January 13, 2014

250 The Nutrient Dose-Response Curve [13 January 2013]

Last week I discussed a medical journal editorial which claimed that supplements don’t work and are just a waste of money. I ended by introducing the nutrient paradox – how it can be that nutrients, by definition essential for life, frequently show little benefit in supplement studies. This week I will examine some of the reasons for this paradox.

Robert P. Heaney, MD, a world-renowned endocrinologist specializing in bone, calcium & vitamin D physiology, published an article in June 2013 titled “Some Rules for Studies Evaluating Nutrient Effects” which explores some reasons for this paradox.
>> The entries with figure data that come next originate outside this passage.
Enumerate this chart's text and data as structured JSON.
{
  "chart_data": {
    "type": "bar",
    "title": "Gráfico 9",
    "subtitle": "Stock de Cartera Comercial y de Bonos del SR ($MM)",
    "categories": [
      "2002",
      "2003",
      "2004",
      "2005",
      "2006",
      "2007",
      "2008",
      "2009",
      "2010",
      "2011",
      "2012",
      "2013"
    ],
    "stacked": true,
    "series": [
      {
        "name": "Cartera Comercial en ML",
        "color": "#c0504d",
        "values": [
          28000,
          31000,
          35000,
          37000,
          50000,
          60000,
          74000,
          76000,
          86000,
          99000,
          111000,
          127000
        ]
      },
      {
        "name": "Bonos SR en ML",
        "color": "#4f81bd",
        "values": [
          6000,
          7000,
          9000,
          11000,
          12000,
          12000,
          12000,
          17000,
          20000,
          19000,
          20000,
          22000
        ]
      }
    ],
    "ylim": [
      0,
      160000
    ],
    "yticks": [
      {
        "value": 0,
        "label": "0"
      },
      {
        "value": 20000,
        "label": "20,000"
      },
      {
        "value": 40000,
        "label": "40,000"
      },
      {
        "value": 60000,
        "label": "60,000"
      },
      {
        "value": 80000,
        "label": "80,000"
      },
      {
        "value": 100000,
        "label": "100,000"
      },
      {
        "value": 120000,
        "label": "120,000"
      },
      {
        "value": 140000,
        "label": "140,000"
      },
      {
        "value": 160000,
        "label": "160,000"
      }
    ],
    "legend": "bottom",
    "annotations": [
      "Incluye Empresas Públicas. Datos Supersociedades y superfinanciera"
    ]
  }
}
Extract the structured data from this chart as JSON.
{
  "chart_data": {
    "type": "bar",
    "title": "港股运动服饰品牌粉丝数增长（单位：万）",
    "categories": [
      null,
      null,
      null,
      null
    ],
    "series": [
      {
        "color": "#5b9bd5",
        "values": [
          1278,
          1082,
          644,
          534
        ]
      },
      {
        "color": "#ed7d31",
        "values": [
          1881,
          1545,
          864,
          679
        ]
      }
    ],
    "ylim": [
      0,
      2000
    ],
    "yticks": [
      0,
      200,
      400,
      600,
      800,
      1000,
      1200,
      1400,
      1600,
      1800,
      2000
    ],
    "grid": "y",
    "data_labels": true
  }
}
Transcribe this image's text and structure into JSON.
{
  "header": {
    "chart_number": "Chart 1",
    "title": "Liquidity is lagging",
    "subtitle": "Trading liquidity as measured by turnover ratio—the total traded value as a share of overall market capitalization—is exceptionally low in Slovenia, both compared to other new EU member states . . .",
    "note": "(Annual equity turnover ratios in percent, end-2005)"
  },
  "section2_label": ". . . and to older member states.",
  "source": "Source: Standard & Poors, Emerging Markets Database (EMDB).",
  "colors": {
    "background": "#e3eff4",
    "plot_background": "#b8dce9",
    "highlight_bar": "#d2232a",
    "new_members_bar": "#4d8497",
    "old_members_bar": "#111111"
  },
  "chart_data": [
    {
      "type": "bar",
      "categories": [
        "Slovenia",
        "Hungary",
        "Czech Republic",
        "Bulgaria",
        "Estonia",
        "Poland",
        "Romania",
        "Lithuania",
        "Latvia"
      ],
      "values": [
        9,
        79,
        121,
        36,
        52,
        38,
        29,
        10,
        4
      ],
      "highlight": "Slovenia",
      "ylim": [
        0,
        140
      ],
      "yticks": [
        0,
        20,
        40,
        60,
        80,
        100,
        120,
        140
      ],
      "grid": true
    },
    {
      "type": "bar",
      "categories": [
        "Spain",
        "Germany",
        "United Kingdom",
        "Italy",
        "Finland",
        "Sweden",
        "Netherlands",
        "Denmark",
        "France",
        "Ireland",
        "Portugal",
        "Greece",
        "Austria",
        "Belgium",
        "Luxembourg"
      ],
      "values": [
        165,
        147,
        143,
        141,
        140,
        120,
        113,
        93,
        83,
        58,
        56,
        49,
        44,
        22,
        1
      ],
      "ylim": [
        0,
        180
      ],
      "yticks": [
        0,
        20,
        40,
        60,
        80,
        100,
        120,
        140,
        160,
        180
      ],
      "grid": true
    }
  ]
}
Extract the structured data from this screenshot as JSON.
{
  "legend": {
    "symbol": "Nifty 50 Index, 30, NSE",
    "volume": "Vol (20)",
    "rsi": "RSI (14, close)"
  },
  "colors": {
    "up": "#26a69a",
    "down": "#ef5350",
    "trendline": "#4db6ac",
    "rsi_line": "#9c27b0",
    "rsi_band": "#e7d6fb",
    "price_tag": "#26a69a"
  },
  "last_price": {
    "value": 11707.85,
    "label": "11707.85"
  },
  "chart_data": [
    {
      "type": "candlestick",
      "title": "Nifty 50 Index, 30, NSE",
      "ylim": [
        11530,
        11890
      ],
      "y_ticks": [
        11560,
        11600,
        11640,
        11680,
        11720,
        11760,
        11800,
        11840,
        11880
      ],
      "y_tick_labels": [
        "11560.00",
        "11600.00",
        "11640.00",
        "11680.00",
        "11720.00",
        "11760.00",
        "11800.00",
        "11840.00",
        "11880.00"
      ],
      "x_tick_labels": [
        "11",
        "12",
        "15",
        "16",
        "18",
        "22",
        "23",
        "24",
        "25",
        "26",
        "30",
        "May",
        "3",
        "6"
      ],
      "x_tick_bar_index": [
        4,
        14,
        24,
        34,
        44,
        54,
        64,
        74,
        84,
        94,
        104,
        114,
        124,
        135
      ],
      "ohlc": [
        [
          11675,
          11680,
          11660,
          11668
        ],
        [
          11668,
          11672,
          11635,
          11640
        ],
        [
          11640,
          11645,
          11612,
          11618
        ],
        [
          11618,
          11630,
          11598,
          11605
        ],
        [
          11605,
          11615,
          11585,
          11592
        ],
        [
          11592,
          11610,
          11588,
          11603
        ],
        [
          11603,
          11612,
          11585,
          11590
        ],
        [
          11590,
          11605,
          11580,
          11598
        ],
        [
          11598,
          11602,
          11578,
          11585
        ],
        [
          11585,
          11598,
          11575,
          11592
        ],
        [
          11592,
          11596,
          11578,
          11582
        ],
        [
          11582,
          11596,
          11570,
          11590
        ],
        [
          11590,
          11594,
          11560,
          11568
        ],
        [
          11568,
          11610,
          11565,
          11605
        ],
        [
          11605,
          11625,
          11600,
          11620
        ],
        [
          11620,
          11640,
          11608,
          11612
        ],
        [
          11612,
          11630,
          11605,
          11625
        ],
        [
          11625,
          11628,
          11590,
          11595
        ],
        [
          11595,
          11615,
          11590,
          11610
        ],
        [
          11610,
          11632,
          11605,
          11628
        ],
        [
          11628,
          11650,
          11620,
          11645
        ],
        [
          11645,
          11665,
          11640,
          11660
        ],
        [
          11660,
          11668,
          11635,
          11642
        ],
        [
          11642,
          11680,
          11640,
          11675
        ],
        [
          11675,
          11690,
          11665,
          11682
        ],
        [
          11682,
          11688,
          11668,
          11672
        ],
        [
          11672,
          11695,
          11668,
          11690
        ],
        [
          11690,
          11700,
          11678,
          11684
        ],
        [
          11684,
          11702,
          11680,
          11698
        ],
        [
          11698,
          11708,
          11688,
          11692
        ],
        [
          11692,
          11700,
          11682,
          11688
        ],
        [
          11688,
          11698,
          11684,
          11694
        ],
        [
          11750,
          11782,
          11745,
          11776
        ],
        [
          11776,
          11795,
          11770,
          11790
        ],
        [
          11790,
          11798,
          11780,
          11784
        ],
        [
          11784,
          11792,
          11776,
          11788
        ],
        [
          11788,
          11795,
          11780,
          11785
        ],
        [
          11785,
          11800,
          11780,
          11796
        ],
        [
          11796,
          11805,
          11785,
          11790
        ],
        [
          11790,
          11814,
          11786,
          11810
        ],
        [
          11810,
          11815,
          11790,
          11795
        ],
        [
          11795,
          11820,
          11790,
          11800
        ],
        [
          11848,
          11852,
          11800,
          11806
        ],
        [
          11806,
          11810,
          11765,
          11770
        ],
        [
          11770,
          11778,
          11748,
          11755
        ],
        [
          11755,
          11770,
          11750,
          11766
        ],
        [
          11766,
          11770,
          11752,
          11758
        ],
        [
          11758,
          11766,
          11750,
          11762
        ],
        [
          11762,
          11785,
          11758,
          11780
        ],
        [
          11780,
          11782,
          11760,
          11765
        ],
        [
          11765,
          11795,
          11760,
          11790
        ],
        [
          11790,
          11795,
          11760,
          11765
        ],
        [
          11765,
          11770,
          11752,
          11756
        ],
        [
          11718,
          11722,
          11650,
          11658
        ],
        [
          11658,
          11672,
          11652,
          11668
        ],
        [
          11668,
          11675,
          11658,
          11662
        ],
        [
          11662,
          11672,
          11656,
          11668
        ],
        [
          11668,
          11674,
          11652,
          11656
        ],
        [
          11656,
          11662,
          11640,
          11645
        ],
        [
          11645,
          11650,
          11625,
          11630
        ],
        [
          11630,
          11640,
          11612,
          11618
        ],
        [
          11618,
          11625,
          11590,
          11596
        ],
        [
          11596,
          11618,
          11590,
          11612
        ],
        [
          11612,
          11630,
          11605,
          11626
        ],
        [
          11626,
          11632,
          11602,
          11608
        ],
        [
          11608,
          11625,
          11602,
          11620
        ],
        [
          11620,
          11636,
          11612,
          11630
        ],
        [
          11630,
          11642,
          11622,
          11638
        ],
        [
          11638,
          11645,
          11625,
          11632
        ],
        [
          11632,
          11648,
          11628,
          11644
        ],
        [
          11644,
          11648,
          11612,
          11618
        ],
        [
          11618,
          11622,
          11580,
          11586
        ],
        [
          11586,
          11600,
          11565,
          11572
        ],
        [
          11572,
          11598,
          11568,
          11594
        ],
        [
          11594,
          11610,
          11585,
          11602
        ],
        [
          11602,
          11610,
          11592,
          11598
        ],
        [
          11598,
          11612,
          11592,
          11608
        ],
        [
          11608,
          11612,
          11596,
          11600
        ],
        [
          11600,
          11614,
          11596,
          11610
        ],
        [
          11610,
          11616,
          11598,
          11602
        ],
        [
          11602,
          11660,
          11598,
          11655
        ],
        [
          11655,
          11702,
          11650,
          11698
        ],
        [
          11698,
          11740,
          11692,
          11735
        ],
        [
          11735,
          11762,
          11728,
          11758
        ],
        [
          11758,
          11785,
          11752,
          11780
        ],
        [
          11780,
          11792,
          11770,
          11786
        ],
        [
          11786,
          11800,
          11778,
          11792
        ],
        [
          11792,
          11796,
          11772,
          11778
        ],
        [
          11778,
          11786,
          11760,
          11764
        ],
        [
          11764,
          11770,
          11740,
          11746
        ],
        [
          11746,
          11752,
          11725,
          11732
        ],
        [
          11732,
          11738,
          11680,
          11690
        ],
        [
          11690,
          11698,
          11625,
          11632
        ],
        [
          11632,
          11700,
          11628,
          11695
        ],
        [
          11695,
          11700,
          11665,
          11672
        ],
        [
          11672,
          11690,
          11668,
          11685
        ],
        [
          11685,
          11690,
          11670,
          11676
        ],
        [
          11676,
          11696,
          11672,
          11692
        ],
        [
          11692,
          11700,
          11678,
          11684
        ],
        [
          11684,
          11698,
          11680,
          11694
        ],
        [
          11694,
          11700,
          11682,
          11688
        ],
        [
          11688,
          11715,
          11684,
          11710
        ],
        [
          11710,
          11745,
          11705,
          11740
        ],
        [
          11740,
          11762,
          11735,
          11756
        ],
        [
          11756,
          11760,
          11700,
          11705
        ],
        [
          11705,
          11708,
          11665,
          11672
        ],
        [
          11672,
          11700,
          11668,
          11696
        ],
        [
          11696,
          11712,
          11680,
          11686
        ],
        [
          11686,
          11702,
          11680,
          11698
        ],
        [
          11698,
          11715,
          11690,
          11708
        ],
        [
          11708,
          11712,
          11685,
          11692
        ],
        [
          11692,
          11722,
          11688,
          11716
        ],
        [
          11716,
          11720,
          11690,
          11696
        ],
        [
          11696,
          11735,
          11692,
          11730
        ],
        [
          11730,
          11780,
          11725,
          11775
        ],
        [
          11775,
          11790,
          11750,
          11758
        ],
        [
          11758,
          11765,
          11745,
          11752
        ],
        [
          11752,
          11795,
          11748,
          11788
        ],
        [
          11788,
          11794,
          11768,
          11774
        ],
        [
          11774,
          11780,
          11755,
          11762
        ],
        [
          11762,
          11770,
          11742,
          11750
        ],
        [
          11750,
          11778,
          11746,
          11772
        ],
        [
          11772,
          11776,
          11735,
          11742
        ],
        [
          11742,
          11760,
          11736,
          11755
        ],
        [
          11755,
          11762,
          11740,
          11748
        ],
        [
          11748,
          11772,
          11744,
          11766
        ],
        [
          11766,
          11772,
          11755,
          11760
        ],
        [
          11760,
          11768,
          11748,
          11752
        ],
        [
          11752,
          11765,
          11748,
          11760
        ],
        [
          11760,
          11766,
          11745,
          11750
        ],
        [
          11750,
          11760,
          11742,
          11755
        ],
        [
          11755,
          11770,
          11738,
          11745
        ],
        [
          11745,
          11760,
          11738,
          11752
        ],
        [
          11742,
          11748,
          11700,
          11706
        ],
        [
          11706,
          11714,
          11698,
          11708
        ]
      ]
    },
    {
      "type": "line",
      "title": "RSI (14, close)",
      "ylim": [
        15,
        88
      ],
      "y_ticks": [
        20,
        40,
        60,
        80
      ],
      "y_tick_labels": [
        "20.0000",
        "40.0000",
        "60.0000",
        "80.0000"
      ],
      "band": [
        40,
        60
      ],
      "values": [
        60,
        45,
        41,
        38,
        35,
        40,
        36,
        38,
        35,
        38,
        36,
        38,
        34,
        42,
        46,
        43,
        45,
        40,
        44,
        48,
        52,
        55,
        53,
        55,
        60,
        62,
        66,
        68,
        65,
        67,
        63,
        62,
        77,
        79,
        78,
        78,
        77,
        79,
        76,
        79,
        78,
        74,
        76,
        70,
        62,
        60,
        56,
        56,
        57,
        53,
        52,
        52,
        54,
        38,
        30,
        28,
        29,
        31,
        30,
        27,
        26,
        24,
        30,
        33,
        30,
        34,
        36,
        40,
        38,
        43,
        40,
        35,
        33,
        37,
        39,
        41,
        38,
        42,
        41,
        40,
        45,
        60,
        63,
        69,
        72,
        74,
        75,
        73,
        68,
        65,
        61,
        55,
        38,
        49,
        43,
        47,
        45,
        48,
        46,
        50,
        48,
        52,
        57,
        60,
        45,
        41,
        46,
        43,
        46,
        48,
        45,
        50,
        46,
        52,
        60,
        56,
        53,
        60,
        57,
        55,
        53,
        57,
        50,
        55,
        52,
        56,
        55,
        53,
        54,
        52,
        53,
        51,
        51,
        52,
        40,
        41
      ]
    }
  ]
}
Heaney first looks at the dose-response relationship for nutrients which shows a sigmoid (S-shaped) curve when graphed. At low intakes there is no observable effect – there just isn’t enough to do the job. Then at higher intakes there is a strong response to increased dose. Finally at some level the curve flattens again and there is no additional benefit from taking more. Unlike drugs, any nutrient being studied will already occur at some level in the participants. The key is to know where on the curve the study population lies. In the case of the elderly physicians study mentioned last week, it’s likely that they were well-nourished with few deficiencies, so would be less likely to benefit from a multivitamin. This conclusion however cannot be transferred to other populations. The Women’s Health Initiative trial which found little to no benefit from calcium supplementation fell into a similar trap because the participants were already at or above the recommended level of calcium intake. Heaney asks, with apparent frustration, why this flawed study is still being quoted.

Heaney also explains that the middle section of the curve where increasing dose increases benefits is generally much narrower for nutrients than for drugs, meaning there is a smaller range of intake that will show a particular effect. Nutrient studies will not detect any benefit outside of this narrow range which is approximately 1 order of magnitude (10x difference from the lowest to highest) for nutrients, compared to 2 or even 3 orders of magnitude (100x to 1000x) for drugs.

And because the curve is not linear (a straight line), pooling data from studies with different doses, different participant base levels, and/or different durations (length of study) will produce confusing, misleading results. The first study mentioned last week was one of these.